İsmail KÜÇÜKKAYA- Seçimi kazanması halinde işbaşına getirilmeme ya da görevden alınma gibi bir ihtimal olabilir mi?
Kemal KILIÇDAROĞLU- Diyor ki, seçime girmek serbest, kazanmak yasak, o anlama geliyor. Seçime girebilirsin ama kazanırsan bu yasak ben kazandırmam seni. Ne anlayıştır bu, hangi demokratik anlayıştır bu? Kişiyi seversiniz sevmezsiniz…
İsmail KÜÇÜKKAYA- Ne olur Ankara’da?
Kemal KILIÇDAROĞLU- Ankara’da Mansur Yavaş alır.
İsmail KÜÇÜKKAYA- Sonra?
Kemal KILIÇDAROĞLU- Görevinin başına gelir. Bakın, bütün Ankaralılara hizmet eder Mansur Yavaş, ayrımcılık yapmaz.
İsmail KÜÇÜKKAYA- Nasıl biri sizce Mansur Yavaş efendim?
Kemal KILIÇDAROĞLU- Efendim Mansur bey son derece düzgün, gerçekten vatandaşlar arasında ayrım yapmayan…
İsmail KÜÇÜKKAYA- Dürüst biri midir?
Kemal KILIÇDAROĞLU- Dürüst birisi.

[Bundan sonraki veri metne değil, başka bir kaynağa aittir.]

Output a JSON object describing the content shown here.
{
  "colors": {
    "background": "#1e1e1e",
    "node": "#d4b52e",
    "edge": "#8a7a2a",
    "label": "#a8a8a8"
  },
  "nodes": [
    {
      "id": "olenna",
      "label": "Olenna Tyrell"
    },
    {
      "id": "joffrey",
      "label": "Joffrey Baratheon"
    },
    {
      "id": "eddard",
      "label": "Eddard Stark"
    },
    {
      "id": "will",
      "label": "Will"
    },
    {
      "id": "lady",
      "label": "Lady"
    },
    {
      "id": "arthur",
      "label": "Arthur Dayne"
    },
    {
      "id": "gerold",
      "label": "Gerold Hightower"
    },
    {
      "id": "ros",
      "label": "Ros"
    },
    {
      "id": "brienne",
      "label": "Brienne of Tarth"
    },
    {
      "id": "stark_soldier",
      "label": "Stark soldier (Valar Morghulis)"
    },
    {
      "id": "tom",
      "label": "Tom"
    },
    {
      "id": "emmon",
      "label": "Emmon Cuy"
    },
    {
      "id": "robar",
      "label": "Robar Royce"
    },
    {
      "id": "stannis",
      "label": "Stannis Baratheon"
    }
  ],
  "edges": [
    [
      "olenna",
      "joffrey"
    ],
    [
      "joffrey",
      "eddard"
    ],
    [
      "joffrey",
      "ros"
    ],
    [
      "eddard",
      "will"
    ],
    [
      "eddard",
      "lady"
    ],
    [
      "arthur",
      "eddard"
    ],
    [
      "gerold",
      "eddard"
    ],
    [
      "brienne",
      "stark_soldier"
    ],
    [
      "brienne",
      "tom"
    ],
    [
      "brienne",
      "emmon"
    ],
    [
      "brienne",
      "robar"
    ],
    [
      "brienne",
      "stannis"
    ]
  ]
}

Vatandaş arasında ayrım yapmayan. Aradılar buldular acaba bir şey yakalayabilir miyiz? Yok zaten, yani neyini bulacaklar zaten. Mansur Yavaş bakın, aday olduğu gün malvarlığını açıklayan kişi. Malvarlığıyla ilgili bir şey söylediler mi? Söylemediler. Yani bir insanın düzgün olup olmadığını, temiz olup olmadığını mal varlığına baktığınız zaman anlarsınız.
İsmail KÜÇÜKKAYA- BBC News, Cumhurbaşkanı Erdoğan’ın dün Ankara’da gençlerle yaptığı buluşmada Türk lirası biriktirin çok daha isabetli olur diyor. Yorumunuz?
Kemal KILIÇDAROĞLU- Türk lirası biriktirin demesi için ve bunun samimi olması için şu olması lazım. Dolar bazında ihale alanların, dolar bazında geçiş ücretinden garanti alanların da Türk lirasına dönmesi lazım. Onu niye söylemiyor?
İsmail KÜÇÜKKAYA- Köprülerden geçerken dolar endeksli.
Kemal KILIÇDAROĞLU- Köprülerden, tüp geçitlerden geçerken, havaalanları alırken, büyük ihaleler alırken, üstelik dolar arttıkça onların geliri de artıyor ve biz ödüyoruz o parayı. Onunla ilgili niye bir şey söylemiyor Sayın Erdoğan, onlarla ilgili niye bir şey demiyor, neden Türk lirasına döndürmüyor onları, hangi gerekçeyle döndürmüyor? Onlara gelince hazineden dünyanın parasını aktarıyorsun, dolar bazında, avro bazında aktarıyorsun. Bizim gençlere de diyor ki, Türk lirası biriktirin.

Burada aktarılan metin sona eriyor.